One of the most popular cured meats on restaurant charcuterie boards, soppressata is a hard salami from southern Italy. Andrew Carmellini's family grinds their own meat to make it, but much easier is buying Italian sausages and removing their casings. To give the fresh soppressata extra spice, use hot sausages instead of sweet ones, or increase the amount of crushed red pepper.

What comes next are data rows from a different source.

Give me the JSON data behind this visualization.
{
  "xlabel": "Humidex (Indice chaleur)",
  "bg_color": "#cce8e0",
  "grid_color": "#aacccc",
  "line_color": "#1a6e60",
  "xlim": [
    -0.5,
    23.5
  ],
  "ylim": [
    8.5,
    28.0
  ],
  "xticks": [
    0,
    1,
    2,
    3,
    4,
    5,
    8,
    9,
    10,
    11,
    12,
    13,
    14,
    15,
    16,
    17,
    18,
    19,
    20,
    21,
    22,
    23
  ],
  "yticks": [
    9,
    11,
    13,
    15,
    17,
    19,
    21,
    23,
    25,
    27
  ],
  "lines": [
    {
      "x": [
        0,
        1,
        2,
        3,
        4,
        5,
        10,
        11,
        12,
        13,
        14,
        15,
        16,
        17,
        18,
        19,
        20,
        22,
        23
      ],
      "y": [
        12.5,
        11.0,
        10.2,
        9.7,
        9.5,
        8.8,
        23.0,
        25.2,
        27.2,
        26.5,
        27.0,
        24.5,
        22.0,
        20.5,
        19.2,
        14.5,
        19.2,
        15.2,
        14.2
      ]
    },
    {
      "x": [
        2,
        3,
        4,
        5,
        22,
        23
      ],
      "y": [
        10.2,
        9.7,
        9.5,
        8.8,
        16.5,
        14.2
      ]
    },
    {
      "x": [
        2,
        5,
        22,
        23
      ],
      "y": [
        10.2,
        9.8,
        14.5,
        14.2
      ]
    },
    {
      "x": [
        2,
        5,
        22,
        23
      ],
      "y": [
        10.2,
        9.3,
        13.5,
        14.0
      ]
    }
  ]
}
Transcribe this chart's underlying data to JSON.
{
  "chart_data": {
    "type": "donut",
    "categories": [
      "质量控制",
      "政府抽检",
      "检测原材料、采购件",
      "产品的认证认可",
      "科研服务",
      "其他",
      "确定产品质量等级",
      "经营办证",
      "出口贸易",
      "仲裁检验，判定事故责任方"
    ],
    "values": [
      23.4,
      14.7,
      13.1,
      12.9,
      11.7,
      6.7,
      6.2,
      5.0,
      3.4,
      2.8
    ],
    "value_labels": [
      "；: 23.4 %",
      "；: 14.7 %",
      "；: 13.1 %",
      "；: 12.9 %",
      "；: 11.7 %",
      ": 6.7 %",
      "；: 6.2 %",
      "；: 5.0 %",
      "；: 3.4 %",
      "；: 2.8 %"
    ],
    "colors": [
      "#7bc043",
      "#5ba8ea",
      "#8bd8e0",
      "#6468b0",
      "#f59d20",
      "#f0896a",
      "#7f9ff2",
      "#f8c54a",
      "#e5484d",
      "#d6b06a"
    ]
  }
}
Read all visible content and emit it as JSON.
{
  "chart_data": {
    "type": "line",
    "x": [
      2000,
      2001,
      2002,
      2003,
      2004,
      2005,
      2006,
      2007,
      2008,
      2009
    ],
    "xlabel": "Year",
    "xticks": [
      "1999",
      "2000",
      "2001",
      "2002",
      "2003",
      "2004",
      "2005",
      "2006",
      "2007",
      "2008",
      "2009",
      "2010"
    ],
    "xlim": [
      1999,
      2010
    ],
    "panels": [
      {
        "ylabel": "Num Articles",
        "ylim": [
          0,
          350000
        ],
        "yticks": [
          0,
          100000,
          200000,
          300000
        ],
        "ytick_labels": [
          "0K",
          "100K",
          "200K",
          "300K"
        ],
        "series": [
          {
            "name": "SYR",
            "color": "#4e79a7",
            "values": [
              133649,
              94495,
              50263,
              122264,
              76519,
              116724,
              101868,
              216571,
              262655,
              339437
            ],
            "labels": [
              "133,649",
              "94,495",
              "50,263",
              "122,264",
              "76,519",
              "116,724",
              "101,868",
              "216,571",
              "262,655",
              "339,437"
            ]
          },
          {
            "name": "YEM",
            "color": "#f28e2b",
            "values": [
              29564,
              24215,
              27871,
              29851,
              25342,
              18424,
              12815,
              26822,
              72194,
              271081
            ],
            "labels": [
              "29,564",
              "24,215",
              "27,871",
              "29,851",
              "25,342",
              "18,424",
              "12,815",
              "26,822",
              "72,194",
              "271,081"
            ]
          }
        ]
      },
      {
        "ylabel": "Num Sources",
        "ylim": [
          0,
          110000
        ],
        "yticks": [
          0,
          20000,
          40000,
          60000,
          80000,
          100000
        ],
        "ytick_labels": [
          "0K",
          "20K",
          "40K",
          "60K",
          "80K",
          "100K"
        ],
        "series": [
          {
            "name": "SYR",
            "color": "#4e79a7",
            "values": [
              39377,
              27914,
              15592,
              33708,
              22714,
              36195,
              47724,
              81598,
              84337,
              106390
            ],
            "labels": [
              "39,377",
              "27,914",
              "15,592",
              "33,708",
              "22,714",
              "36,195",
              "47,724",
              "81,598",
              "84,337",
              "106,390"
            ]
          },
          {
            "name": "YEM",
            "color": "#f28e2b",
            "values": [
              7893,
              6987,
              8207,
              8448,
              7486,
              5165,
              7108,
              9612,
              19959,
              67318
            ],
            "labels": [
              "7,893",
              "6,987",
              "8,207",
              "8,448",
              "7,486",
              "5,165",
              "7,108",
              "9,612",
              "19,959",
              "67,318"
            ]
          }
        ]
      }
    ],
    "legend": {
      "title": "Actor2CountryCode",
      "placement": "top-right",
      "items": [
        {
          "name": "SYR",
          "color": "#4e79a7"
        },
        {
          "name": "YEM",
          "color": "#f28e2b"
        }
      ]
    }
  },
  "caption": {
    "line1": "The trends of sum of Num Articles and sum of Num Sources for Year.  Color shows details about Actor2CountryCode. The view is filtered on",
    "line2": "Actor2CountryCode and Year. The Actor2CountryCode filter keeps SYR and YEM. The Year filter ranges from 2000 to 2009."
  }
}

Slideshow: Great Italian Recipes
4 garlic cloves
1 1/3 cups dry white wine
1 pound sweet Italian sausage, casings removed
1 teaspoon ground fennel
1/2 teaspoon coarsely ground black pepper
1/2 teaspoon crushed red pepper
1/4 cup extra-virgin olive oil
1 small onion, finely chopped
1 small carrot, finely chopped
1 celery rib, finely chopped
One 28-ounce can plus one 14-ounce can whole peeled tomatoes, crushed, with
1 pound spaghetti
1/2 cup freshly grated Parmigiano-Reggiano cheese
1/4 cup chopped basil
1/4 cup chopped flat-leaf parsley
How to Make It
In a blender, puree the garlic with 1/3 cup of the white wine. Transfer the mixture to a medium bowl. Add the sausage, fennel, black pepper and crushed red pepper and knead lightly to combine. Cover with plastic and refrigerate overnight.

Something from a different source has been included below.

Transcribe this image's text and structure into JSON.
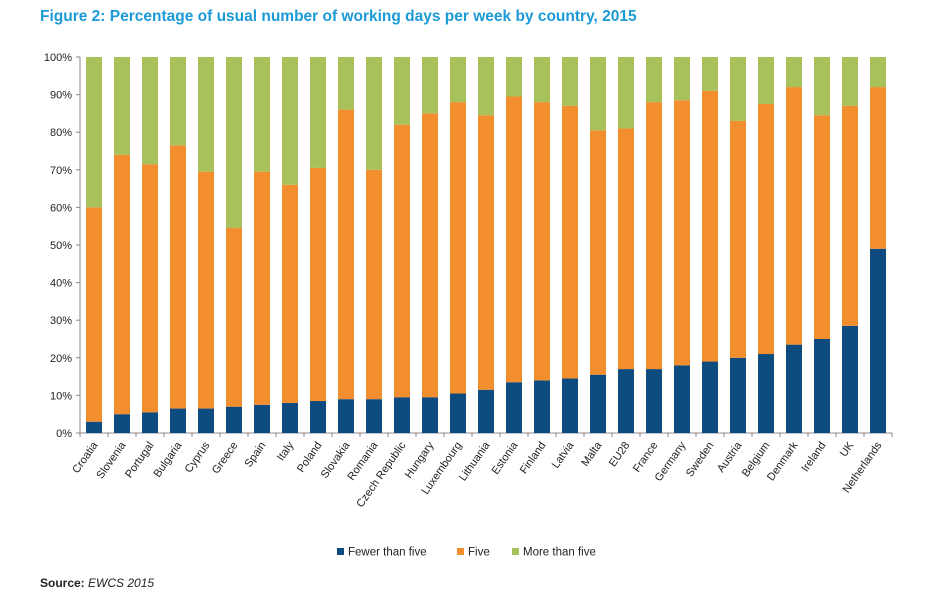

In a large, deep skillet, heat the olive oil. Add the sausage mixture and cook over high heat, breaking up lumps with a spoon, until lightly browned, 6 to 7 minutes. Add the onion, carrot and celery and cook over high heat, stirring frequently, until softened, about 4 minutes. Add the remaining 1 cup of wine and cook, scraping up any browned bits, until nearly evaporated, about 5 minutes. Add the crushed tomatoes and their juices to the pan and season lightly with salt. Simmer over low heat, stirring occasionally, until thickened and reduced to about 5 cups, about 40 minutes.
In a large pot of boiling salted water, cook the spaghetti until just al dente. Drain, reserving 1/2 cup of the cooking water. Add the pasta to the sauce and toss with the grated cheese, basil and parsley. Add the reserved cooking water and toss the pasta over moderately high heat, until nicely coated, about 2 minutes. Serve immediately.